MOMISMS...VIII..Are you an interfering parent?

“Mummy, Vikas hit me”
“Tell me where he is, I will hit him”
“Mummy. Bunny stole my marbles”
“My poor darling. I’ll get them back for you from him.”
So, mummy tucks up her saree, and descends on Vikas, and Bunny with a stormy frown. She does not bargain for an equally ‘stormy’ mummy of Vikas and Bunny. Soon, there is mayhem with all the three hurling invectives and raising their voices. Meanwhile, Bunny, Vikas and the little originator of all this, are busy playing with each other, their earlier fight forgotten!
Too often, mothers tend to interfere when their children get into a squabble. There are bound to be bullies and meek ones amongst children. While playing, the physically strong will naturally exploit the weakling. But parents must stay out of this. After all, the playground is the training ground for the future battle of life! If a child can cope with all this on his own, he’s better equipped to face the challenges that are in store for him. Instead, some children like to take the easy way out by carrying tales to their parents. This is where you have to exercise discretion.
Instead of taking up the cudgels for the child, he should be asked to go and sort it out himself. Children, despite their innocence, can be quite cunning. A child will not tell mummy why Vikas beat him – that he had pulled Vikas’ ears as Vikas did not give him the train to play with! So, mummy knows only one side of the story and is a biased judge. Why not call Vikas and ask him gently why he used physical force? When you get to hear both sides of the story, advise the two to make up and go back to play. The same goes while dealing with an older and stronger bully. Teach your child to take on such people by suggesting diplomatic approaches. When a parent interferes, things get worse, as the bully bears a grudge and can be doubly harmful next time.
Another situation which can do without interference is when two siblings quarrel. Mothers tend to take up for the younger or weaker child and this can increase the animosity of the other one. “Why don’t you give back Munna’s pencil? He’s a little boy and you should be ashamed of teasing him!” Or “Don’t tease Munni. She’s a girl and you’re a boy”… Teasing each other and fighting are part of growing up and cements blood ties. But if a parent interferes, it can leave behind scars which disfigure the brother/sister relationship.

As the children grow older, parents should avoid interfering in their lives – especially when they get married. Unless their advice is sought, they should keep their counsel. Even while advising, it’s better to give both sides of the argument and let the decision be the concerned person’s. Once children are old enough to lead their lives, it should be left to them to charter their path. The parents’ responsibility ends with equipping them for a financially independent future. By that time, they should have also imbibed a sense of values and a rational approach. If they haven’t, they will never do so anyway!!

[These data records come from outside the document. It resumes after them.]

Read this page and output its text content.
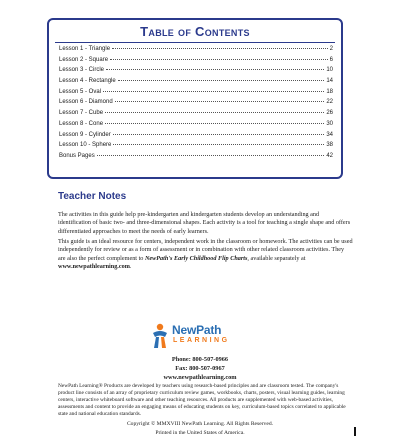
Table of Contents
Lesson 1 - Triangle	2
Lesson 2 - Square	6
Lesson 3 - Circle	10
Lesson 4 - Rectangle	14
Lesson 5 - Oval	18
Lesson 6 - Diamond	22
Lesson 7 - Cube	26
Lesson 8 - Cone	30
Lesson 9 - Cylinder	34
Lesson 10 - Sphere	38
Bonus Pages	42
Teacher Notes
The activities in this guide help pre-kindergarten and kindergarten students develop an understanding and identification of basic two- and three-dimensional shapes. Each activity is a tool for teaching a single shape and offers differentiated approaches to meet the needs of early learners.
This guide is an ideal resource for centers, independent work in the classroom or homework. The activities can be used independently for review or as a form of assessment or in combination with other related classroom activities. They are also the perfect complement to NewPath's Early Childhood Flip Charts, available separately at www.newpathlearning.com.
NewPath
LEARNING
Phone: 800-507-0966
Fax: 800-507-0967
www.newpathlearning.com
NewPath Learning® Products are developed by teachers using research-based principles and are classroom tested. The company's product line consists of an array of proprietary curriculum review games, workbooks, charts, posters, visual learning guides, learning centers, interactive whiteboard software and other teaching resources. All products are supplemented with web-based activities, assessments and content to provide an engaging means of educating students on key, curriculum-based topics correlated to applicable state and national education standards.
Copyright © MMXVIII NewPath Learning. All Rights Reserved.
Printed in the United States of America.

Resist the temptation to interfere in your children’s bringing up their children! You may think they are going about it the wrong way – but it’s their life and you have done your bit. I know of a lady who prefers to stay on her own in India, though she has a daughter abroad, doing very well. “I don’t like her ways and the way she has brought up her children. If I stay with them, I’ll probably criticize. So I live alone.” This is an escapist attitude! Parents should develop the art of being amidst what displeases them and cope, with least interference and a bit of tolerance.
There will be a smaller gap between generations, if parents remember what Harry Truman said, “I have found that the best way to give advice to your children is to find out what they want, and advise them to do it!”